Parteitag beschließt Leitantrag zu Stärkung ländlicher Räume
Auf dem Parteitag wollen die Grünen zeigen, dass sie fähig sind, die ländlichen Räume auf allen Ebenen zu stärken. Gleichzeitig wollen sie dem Eindruck entgegenwirken, sie seien eine Großstadtpartei. Ein entsprechender Leitantrag des Landesvorstands wurde auf dem Parteitag bei einer Gegenstimme und wenigen Enthaltungen angenommen. In dem Antrag heißt es unter anderem, die ländlichen Räume spielten bei der Bewältigung der Klimakrise eine große Rolle: "Die künftige Stromerzeugung und Energiebereitstellung aus Biomasse, Wind, Sonne, Wasser oder Erdwärme wird die ländlichen Räume durch Arbeitsplätze und zusätzliche Wertschöpfung weiter stärken."

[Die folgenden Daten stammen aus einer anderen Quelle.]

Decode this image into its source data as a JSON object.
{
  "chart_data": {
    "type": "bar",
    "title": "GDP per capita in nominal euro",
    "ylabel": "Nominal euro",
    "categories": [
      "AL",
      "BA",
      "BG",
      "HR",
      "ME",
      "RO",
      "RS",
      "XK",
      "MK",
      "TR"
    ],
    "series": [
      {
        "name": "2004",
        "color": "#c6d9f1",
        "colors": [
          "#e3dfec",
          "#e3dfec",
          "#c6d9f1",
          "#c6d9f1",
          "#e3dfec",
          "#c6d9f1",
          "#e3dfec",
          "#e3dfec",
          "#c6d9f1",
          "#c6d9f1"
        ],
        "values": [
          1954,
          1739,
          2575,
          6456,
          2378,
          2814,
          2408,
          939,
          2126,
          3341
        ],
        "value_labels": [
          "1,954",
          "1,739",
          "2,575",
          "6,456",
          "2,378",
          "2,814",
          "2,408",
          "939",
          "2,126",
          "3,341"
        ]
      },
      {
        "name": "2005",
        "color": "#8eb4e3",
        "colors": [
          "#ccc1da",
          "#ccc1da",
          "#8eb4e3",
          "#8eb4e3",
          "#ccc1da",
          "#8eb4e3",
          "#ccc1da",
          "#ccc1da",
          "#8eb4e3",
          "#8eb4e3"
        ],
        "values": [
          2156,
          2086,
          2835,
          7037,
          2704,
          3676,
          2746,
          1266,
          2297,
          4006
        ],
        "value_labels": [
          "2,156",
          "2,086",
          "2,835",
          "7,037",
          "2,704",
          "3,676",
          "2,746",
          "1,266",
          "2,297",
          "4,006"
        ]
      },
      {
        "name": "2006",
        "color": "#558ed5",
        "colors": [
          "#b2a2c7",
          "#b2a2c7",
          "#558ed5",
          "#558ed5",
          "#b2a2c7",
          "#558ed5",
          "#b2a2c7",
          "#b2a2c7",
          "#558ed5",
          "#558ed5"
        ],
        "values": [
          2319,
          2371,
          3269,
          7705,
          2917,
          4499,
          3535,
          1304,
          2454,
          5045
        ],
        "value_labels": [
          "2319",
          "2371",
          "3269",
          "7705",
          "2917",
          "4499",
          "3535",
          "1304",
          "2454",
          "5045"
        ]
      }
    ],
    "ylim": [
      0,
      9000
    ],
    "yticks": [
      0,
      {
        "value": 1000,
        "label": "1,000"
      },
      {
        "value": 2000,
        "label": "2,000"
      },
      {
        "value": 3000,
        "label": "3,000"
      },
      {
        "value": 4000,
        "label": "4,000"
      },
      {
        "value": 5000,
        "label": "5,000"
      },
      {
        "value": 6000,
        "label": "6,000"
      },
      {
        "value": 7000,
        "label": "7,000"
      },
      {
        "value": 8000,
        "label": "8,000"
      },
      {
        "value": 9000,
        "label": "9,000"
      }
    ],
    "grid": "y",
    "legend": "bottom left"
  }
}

Es gab in der Aussprache aber auch Kritik an dem Leitantrag, weil er zu vage bleibe. Annette Reif aus dem Kreisverband Tuttlingen sagte, den Schwerpunkt im Leitantrag auf die Landwirtschaft zu legen, werde dem ländlichen Raum nicht gerecht. Es gebe dort zahlreiche "hidden champions", also mittelständische Unternehmen, die in ihrem Marktsegment Marktführer in Europa oder in der Welt seien. An diesen Orten werde noch oft CDU oder FDP gewählt. "Um diese Stimmen zu bekommen, hilft der Leitantrag nicht wirklich", sagte Reif, die selbst Managerin bei einem Autozulieferer in Rietheim-Weilheim (Kreis Tuttlingen) ist. Die Landeschefs Lena Schwelling und Pascal Haggenmüller haben sich zu ihrem Amtsantritt Ende vergangenen Jahres vorgenommen, die Grünen auf dem Land stärker zu verankern und so auch die Basis der Partei zu verbreitern.
BW-Grüne fordern Reformen
Die baden-württembergischen Grünen fordern eine Reform der Schuldenbremse im Bund, um genügend Geld für den Klimaschutz lockermachen zu können. Die Südwest-Grünen drängen die grün-schwarze Koalition, den Ausbau von erneuerbaren Energien noch rascher voranzutreiben. Der Landesparteitag der Grünen nahm am Sonntag in Donaueschingen einen Antrag des Landesvorstands mit großer Mehrheit an, in dem angesichts des Klimawandels und des Ukraine-Kriegs ein schnellerer Ausbau der Öko-Energien gefordert wird.